The Supreme Court agreed. Its opinion was authored by Justice George Sutherland, a former Republican senator who emerged as one of the New Deal’s strongest judicial opponents in the 1930s. But he showed little appreciation for the creativity of Mrs. Gregory and her tax advisers.
“The whole undertaking, though conducted according to the terms of [the tax law], was in fact an elaborate and devious form of conveyance masquerading as a corporate reorganization, and nothing else,” Sutherland wrote. “The rule which excludes from consideration the motive of tax avoidance is not pertinent to the situation, because the transaction, upon its face, lies outside the plain intent of the statute. To hold otherwise would be to exalt artifice above reality and to deprive the statutory provision in question of all serious purpose.”
Sutherland wrote those words nearly 80 years ago, but we can plainly hear them echo in Levin’s complaint last week that Apple’s accountants and lawyers “created corporations that don’t exist anywhere for tax purposes. That is right at the epitome of creative tax gimmickry.”
This explains why Cook felt he had to appear before the panel and its TV cameras and endure the inevitable hectoring, though he proved masterful at charming the senators and deflecting many of their complaints. Cook argued that Apple’s international arrangements are legitimate business structures that serve corporate purposes besides merely avoiding taxes, an argument that strikes many observers as implausible. Yet it is an argument he must make, because the courts have left unclear, for the past 80 years, exactly how much credence they will give to taxpayer arrangements whose sole purpose is saving taxes.
Gregory followed the letter of the law and still lost her case, because judges concluded that her activities were not what the statute’s writers intended. Yet in many other cases, courts have accepted unanticipated outcomes that favor taxpayers. Congress is free to change any statute that it thinks is being abused. It often does. For example, we used to reduce gift and estate taxes using certain kinds of “freeze” techniques that are no longer available because lawmakers responded with new rules.

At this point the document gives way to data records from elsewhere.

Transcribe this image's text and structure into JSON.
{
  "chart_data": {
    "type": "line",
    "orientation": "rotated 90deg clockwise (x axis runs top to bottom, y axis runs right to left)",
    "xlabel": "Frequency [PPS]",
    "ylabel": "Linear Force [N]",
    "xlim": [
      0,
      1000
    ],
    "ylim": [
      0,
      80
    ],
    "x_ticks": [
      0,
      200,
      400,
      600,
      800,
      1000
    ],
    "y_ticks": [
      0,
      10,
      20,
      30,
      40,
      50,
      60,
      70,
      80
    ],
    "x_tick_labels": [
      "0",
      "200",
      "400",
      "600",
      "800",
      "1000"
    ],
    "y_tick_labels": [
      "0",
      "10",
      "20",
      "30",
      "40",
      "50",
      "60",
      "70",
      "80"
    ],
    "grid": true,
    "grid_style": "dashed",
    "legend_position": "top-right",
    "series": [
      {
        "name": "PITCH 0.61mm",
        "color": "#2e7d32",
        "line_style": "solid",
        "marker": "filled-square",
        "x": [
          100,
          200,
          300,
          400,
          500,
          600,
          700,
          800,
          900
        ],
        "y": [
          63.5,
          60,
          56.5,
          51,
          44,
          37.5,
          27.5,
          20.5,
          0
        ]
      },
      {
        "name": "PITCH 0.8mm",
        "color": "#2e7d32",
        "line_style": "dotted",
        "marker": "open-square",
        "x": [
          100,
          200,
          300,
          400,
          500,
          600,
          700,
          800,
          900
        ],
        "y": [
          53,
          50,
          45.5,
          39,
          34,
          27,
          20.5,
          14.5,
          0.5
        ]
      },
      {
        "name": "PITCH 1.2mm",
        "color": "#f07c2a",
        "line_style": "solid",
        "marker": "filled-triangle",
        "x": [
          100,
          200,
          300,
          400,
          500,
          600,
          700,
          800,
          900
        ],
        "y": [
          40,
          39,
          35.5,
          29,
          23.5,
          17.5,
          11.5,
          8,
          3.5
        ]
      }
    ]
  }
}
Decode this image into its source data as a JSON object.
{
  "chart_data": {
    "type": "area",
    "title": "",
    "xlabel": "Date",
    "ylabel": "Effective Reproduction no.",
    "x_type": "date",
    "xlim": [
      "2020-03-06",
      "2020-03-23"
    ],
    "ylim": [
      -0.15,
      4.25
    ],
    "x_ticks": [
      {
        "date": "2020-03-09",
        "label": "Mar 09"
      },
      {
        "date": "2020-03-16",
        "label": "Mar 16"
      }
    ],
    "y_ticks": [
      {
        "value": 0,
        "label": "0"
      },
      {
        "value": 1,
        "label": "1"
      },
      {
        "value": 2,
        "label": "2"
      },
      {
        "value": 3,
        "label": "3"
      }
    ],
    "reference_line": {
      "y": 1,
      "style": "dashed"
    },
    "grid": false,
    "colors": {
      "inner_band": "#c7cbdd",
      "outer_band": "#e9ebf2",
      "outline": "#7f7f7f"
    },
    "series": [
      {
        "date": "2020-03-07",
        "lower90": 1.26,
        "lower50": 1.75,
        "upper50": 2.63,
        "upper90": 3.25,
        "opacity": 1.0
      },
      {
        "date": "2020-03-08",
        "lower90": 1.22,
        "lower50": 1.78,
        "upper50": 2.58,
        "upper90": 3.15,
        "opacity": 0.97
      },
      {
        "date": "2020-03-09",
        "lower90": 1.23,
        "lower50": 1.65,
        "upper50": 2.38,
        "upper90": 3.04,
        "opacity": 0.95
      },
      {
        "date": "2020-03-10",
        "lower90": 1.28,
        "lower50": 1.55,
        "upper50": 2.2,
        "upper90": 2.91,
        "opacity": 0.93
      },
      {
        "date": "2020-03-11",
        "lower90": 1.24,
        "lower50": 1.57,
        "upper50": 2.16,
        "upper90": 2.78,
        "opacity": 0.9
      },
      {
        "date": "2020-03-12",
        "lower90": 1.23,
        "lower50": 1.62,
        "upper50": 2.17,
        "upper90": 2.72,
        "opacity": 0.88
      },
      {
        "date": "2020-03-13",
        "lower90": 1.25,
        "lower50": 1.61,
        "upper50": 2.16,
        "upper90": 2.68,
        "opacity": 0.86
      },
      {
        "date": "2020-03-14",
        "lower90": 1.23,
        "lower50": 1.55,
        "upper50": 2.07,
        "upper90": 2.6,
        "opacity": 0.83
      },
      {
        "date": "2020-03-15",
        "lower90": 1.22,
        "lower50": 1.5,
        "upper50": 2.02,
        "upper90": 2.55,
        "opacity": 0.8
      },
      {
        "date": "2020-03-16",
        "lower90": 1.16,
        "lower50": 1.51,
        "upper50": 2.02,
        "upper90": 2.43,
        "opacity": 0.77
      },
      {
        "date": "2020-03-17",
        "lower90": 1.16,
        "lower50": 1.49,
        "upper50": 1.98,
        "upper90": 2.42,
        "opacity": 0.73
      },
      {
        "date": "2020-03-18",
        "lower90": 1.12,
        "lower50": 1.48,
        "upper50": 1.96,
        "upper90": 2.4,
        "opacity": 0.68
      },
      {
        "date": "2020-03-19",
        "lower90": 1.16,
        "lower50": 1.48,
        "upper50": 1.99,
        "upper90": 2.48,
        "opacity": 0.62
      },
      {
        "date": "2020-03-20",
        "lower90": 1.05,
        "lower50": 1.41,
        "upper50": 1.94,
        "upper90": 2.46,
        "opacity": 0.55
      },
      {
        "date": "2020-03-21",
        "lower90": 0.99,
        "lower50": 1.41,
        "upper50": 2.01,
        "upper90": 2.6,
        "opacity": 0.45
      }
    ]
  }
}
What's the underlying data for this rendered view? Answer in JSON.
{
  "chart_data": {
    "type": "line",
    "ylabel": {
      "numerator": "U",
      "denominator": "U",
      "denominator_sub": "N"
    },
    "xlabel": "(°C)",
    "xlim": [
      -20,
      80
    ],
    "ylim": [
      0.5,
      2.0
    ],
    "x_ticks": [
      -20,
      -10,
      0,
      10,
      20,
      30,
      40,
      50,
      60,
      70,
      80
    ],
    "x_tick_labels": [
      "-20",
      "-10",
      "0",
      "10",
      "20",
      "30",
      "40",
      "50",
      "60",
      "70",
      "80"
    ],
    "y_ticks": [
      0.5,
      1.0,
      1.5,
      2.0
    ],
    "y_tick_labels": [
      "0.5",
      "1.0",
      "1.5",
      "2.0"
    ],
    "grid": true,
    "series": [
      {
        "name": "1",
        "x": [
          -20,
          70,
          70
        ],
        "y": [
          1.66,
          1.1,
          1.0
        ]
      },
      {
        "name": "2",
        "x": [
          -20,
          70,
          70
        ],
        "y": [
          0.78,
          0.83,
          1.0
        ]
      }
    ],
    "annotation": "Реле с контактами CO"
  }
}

Even if you agree with Rand Paul that last week’s hearing was a “show trial,” staged for political purposes, and even if you think - as I do - that it is counterproductive to try to make global corporations (and their many foreign shareholders) pay American taxes on profits generated elsewhere, it is not intellectually honest to just dismiss Levin’s complaints. He is only the latest in a long line of people who have wondered how far a taxpayer is, or ought to be, allowed to go.